Guest Post: Mushroom Chicken Rolls Wrapped with Prosciutto Cotto
A lovely chicken breast stuffed with a king oyster, Crimini mushroom stuffing all wrapped in Prosciutto Cotto and baked beautifully to a golden brown moist tender rich goodness!
Prep Time: 25 minutes
Cook time: 1 hour 15 minutes
Total time: 1 hour 40 minutes
Serving size: Serves 4-6
- 600 g piece of chicken breast
- salt and pepper
- 3 king oyster mushrooms cleaned and chopped
- 10 Crimini mushrooms cleaned and chopped
- 1 clove garlic minced
- 1 shallot minced
- 3 Tbsp evo oil
- 1 tsp onion and garlic powder
- Pinch of chili flakes and rosemary
- 1/2 tsp each of dried marjoram, Thyme, oregano
- 1/4 cup white wine
- 1/2 cup stale bread crumbs
- 1/4 cup of fine Italian bread crumbs
- 1/2 tsp white truffle oil
- 113 g plain good quality goat cheese
- 4 slices speck
- 8 slices of Italian Prosciutto Cotto
- 1 tbsp evo oil
- 2 carrots peeled and cut into wedges
- 1/4 onion chopped
- Drizzle of olive oil over top
- 6 lemon slices placed on top
- Cut chicken in half lengthwise cover with plastic wrap on both sides and pound with a meat cleaver until somewhat flat. Do the same for the other fillet of chicken.
- Season with salt and pepper lightly set aside in the fridge.
- In a cast iron pan drizzle in olive oil. Sprinkle in chili flakes and toss in garlic and shallot.
- Sauté for about 5 minutes on low to medium heat.
- Throw in chopped mushrooms and season with salt, pepper onion and garlic powder. Add in marjoram, thyme, oregano, rosemary. Stir well and let cook for 5 minutes.
- Pour in white wine and cook for an additional 3-4 minute until the wine is dissipated.
- Take off heat and stir in stale breadcrumbs and Italian fine breadcrumbs until well incorporated and set aside. If it is a bit dry add some veg stock.
- Take the two fillet of chicken and lay on a wood board.
- Place 2 slices of spec on each one, then divide the goat cheese in half and spread all over speck.
- Soon stuffing on top of goat cheese, then start rolling the chicken to form a round roll.
- Wrap mushroom chicken roll in four Prosciutto Cotto slices. Do the same for the other fillet of chicken
- Pre-heat oven to 380 degrees F.
- In a medium roasting dish, place carrots onto the bottom of the pan. Sprinkle the onion on top.
- Place wrapper mushroom chicken rolls perpendicular to the carrots. Cover with foil wrap and place eon middle rack of oven.
- Bake for 35 minutes the uncover and cook for another 25 minutes or until a thermometer placed into the center of the roll reals 165-degree F. Make sure to check different areas of the roll.

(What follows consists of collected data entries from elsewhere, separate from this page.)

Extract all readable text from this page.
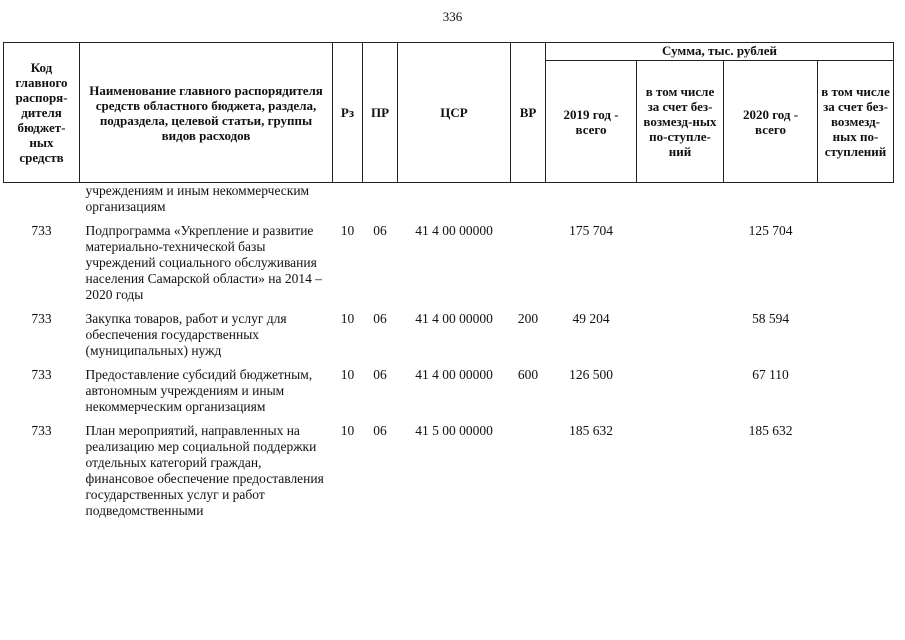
336
Код главного распоря-дителя бюджет-ных средств	Наименование главного распорядителя средств областного бюджета, раздела, подраздела, целевой статьи, группы видов расходов	Рз	ПР	ЦСР	ВР	Сумма, тыс. рублей			
						2019 год - всего	в том числе за счет без-возмезд-ных по-ступле-ний	2020 год - всего	в том числе за счет без-возмезд-ных по-ступлений
	учреждениям и иным некоммерческим организациям								
733	Подпрограмма «Укрепление и развитие материально-технической базы учреждений социального обслуживания населения Самарской области» на 2014 – 2020 годы	10	06	41 4 00 00000		175 704		125 704	
733	Закупка товаров, работ и услуг для обеспечения государственных (муниципальных) нужд	10	06	41 4 00 00000	200	49 204		58 594	
733	Предоставление субсидий бюджетным, автономным учреждениям и иным некоммерческим организациям	10	06	41 4 00 00000	600	126 500		67 110	
733	План мероприятий, направленных на реализацию мер социальной поддержки отдельных категорий граждан, финансовое обеспечение предоставления государственных услуг и работ подведомственными	10	06	41 5 00 00000		185 632		185 632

- Take out of oven and let rest 10 minutes.
- While the mushroom chicken roll is resting toss a mixed green salad with salt, pepper, olive oil and lemon juice. Place around the perimeter of a large wood board.
- Take Roll and slice into 1 inch thick rolls and place into center of board with salad.
- Drizzle olive oil on top of rounds and salad.
- Place lemon slices sporadically onto salad.
- Ready to serve.
- You can use any cheese you want smoked Gouda or provolone would be great too.
- Make sure the slices of speck are thin but not too thin that it falls apart.